- Born: Nairobi, Kenya
- Occupations: Photographer and art director
- Website: http://barbarakminishi.com

= Barbara Minishi =

Barbara Minishi is a Kenyan filmmaker, visual artist, fashion photographer and art director whose explorative themes are driven by cyclical mythic journeys of self, nature, alchemy and arcana and intuitive embodied expression visual arts. As an art director she has worked on films and a music video, and also for Kapringen (A Hijacking), a Danish feature film from 2003. In Kenya, she is among the most highly regarded professional fashion photographers. Minishi's photo series has been featured in the book 9 Photographers from Kenya published in association with the National Museums of Kenya.

==Biography==
Barbara Minishi, from Nairobi, Kenya, graduated in 2003 with a BA degree in communication. Her career as a professional photographer begun when she realized the heart connection images elicited within her.

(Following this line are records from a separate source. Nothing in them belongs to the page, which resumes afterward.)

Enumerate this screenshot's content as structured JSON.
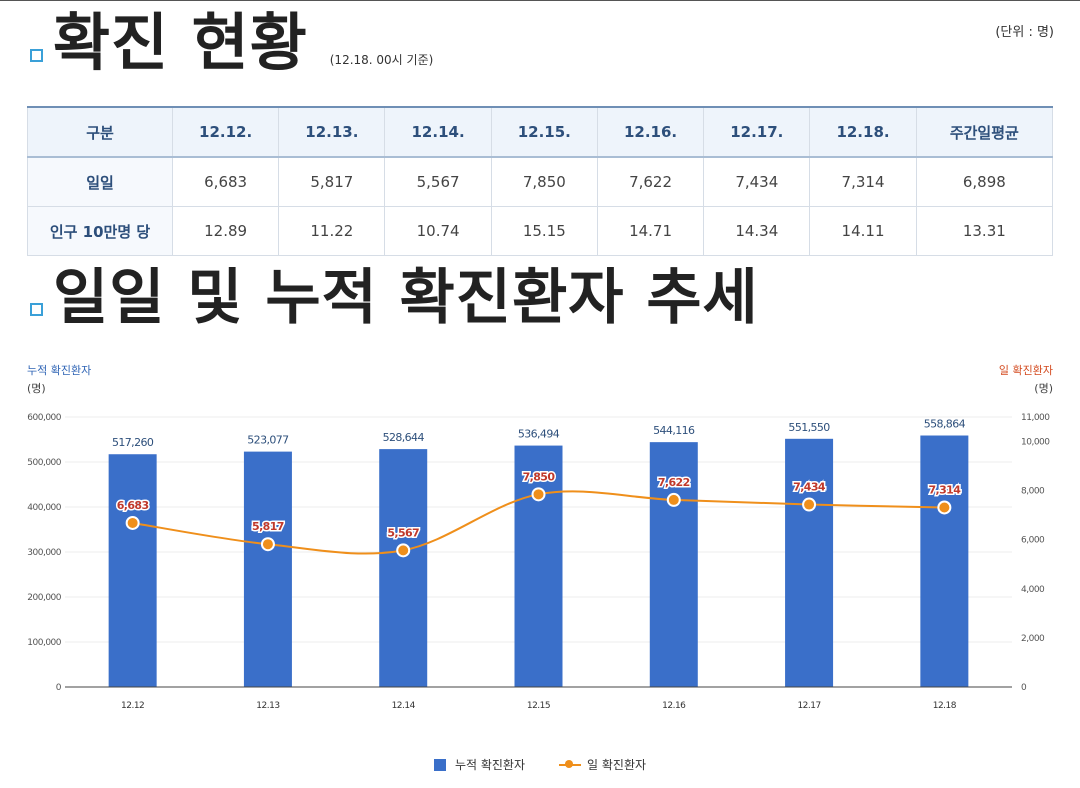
{
  "header": {
    "unit": "(단위 : 명)",
    "title": "확진 현황",
    "basis": "(12.18. 00시 기준)"
  },
  "table": {
    "headers": [
      "구분",
      "12.12.",
      "12.13.",
      "12.14.",
      "12.15.",
      "12.16.",
      "12.17.",
      "12.18.",
      "주간일평균"
    ],
    "rows": [
      {
        "label": "일일",
        "values": [
          "6,683",
          "5,817",
          "5,567",
          "7,850",
          "7,622",
          "7,434",
          "7,314",
          "6,898"
        ]
      },
      {
        "label": "인구 10만명 당",
        "values": [
          "12.89",
          "11.22",
          "10.74",
          "15.15",
          "14.71",
          "14.34",
          "14.11",
          "13.31"
        ]
      }
    ]
  },
  "section2": {
    "title": "일일 및 누적 확진환자 추세"
  },
  "chart_data": {
    "type": "bar",
    "categories": [
      "12.12",
      "12.13",
      "12.14",
      "12.15",
      "12.16",
      "12.17",
      "12.18"
    ],
    "series": [
      {
        "name": "누적 확진환자",
        "type": "bar",
        "axis": "left",
        "values": [
          517260,
          523077,
          528644,
          536494,
          544116,
          551550,
          558864
        ],
        "labels": [
          "517,260",
          "523,077",
          "528,644",
          "536,494",
          "544,116",
          "551,550",
          "558,864"
        ]
      },
      {
        "name": "일 확진환자",
        "type": "line",
        "axis": "right",
        "values": [
          6683,
          5817,
          5567,
          7850,
          7622,
          7434,
          7314
        ],
        "labels": [
          "6,683",
          "5,817",
          "5,567",
          "7,850",
          "7,622",
          "7,434",
          "7,314"
        ]
      }
    ],
    "y_left": {
      "label": "누적 확진환자",
      "unit": "(명)",
      "ylim": [
        0,
        600000
      ],
      "ticks": [
        0,
        100000,
        200000,
        300000,
        400000,
        500000,
        600000
      ],
      "tick_labels": [
        "0",
        "100,000",
        "200,000",
        "300,000",
        "400,000",
        "500,000",
        "600,000"
      ]
    },
    "y_right": {
      "label": "일 확진환자",
      "unit": "(명)",
      "ylim": [
        0,
        11000
      ],
      "ticks": [
        0,
        2000,
        4000,
        6000,
        8000,
        10000,
        11000
      ],
      "tick_labels": [
        "0",
        "2,000",
        "4,000",
        "6,000",
        "8,000",
        "10,000",
        "11,000"
      ]
    },
    "grid": true,
    "legend": "bottom",
    "colors": {
      "bar": "#3a6fc9",
      "line": "#ef8f1b",
      "left_axis_label": "#2f64b5",
      "right_axis_label": "#d34a1f",
      "bar_label": "#2d4f7b",
      "line_label": "#c0392b"
    }
  }
}
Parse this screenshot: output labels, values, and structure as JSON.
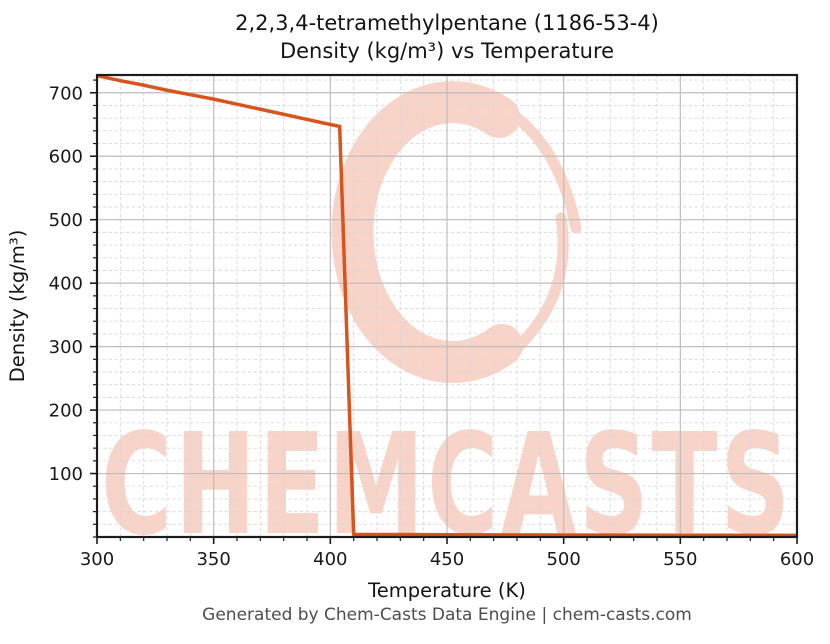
{
  "title": {
    "line1": "2,2,3,4-tetramethylpentane (1186-53-4)",
    "line2": "Density (kg/m³) vs Temperature"
  },
  "footer": {
    "text": "Generated by Chem-Casts Data Engine | chem-casts.com"
  },
  "watermark": {
    "text": "CHEMCASTS",
    "icon": "c-swirl-logo",
    "color": "#f8d3c7"
  },
  "colors": {
    "line": "#d9531c",
    "major_grid": "#bdbdbd",
    "minor_grid": "#d9d9d9",
    "spine": "#1c1c1c",
    "tick_label": "#1a1a1a",
    "title_text": "#141414",
    "footer_text": "#4d4d4d"
  },
  "chart_data": {
    "type": "line",
    "title": "2,2,3,4-tetramethylpentane (1186-53-4) Density (kg/m³) vs Temperature",
    "xlabel": "Temperature (K)",
    "ylabel": "Density (kg/m³)",
    "xlim": [
      300,
      600
    ],
    "ylim": [
      0,
      728
    ],
    "x_ticks": [
      300,
      350,
      400,
      450,
      500,
      550,
      600
    ],
    "y_ticks": [
      100,
      200,
      300,
      400,
      500,
      600,
      700
    ],
    "x_minor_step": 10,
    "y_minor_step": 20,
    "grid": {
      "major": "solid",
      "minor": "dashed"
    },
    "legend": null,
    "series": [
      {
        "name": "Density",
        "color": "#d9531c",
        "points": [
          [
            300,
            727
          ],
          [
            310,
            719
          ],
          [
            320,
            712
          ],
          [
            330,
            704
          ],
          [
            340,
            697
          ],
          [
            350,
            690
          ],
          [
            360,
            682
          ],
          [
            370,
            674
          ],
          [
            380,
            666
          ],
          [
            390,
            658
          ],
          [
            400,
            650
          ],
          [
            404,
            647
          ],
          [
            410,
            4.2
          ],
          [
            430,
            3.9
          ],
          [
            450,
            3.6
          ],
          [
            475,
            3.3
          ],
          [
            500,
            3.1
          ],
          [
            525,
            2.9
          ],
          [
            550,
            2.8
          ],
          [
            575,
            2.7
          ],
          [
            600,
            2.6
          ]
        ]
      }
    ]
  }
}
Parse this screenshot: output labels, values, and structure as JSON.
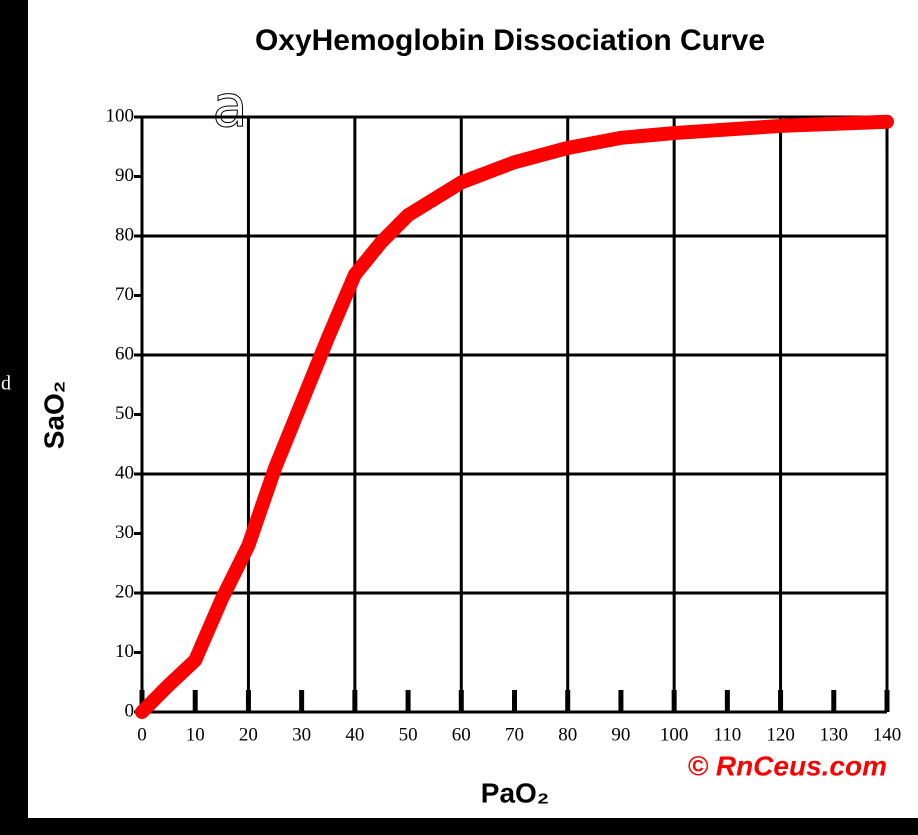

Minishi says, "Photography was how i begun my creative exploration and somehow one could say that the camera became a tool for me to expose, deconstruct, and
play with such inscriptions of identity. It was my ‘voice’ and a way of being that created ‘events’ in which i could engage with themes such as stereotypes and ethnicity, land and belonging, emotive expression, urban influence and beauty....There is an interaction with the hidden intentions and collaboration with emerging transformative expression plus the conscious co-creation with new landscape, culture and ideas."

Her work is continually evolving and she is currently working on writing and directing her feature film and other projects such an experimental short films, fashion videos, commissioned documentaries, paintings, and writing.

==Awards==
Minishi won Best Art Director for her work on the film Nairobi Half Life at the 2014 African Magic Viewer's Choice Awards in March 2014.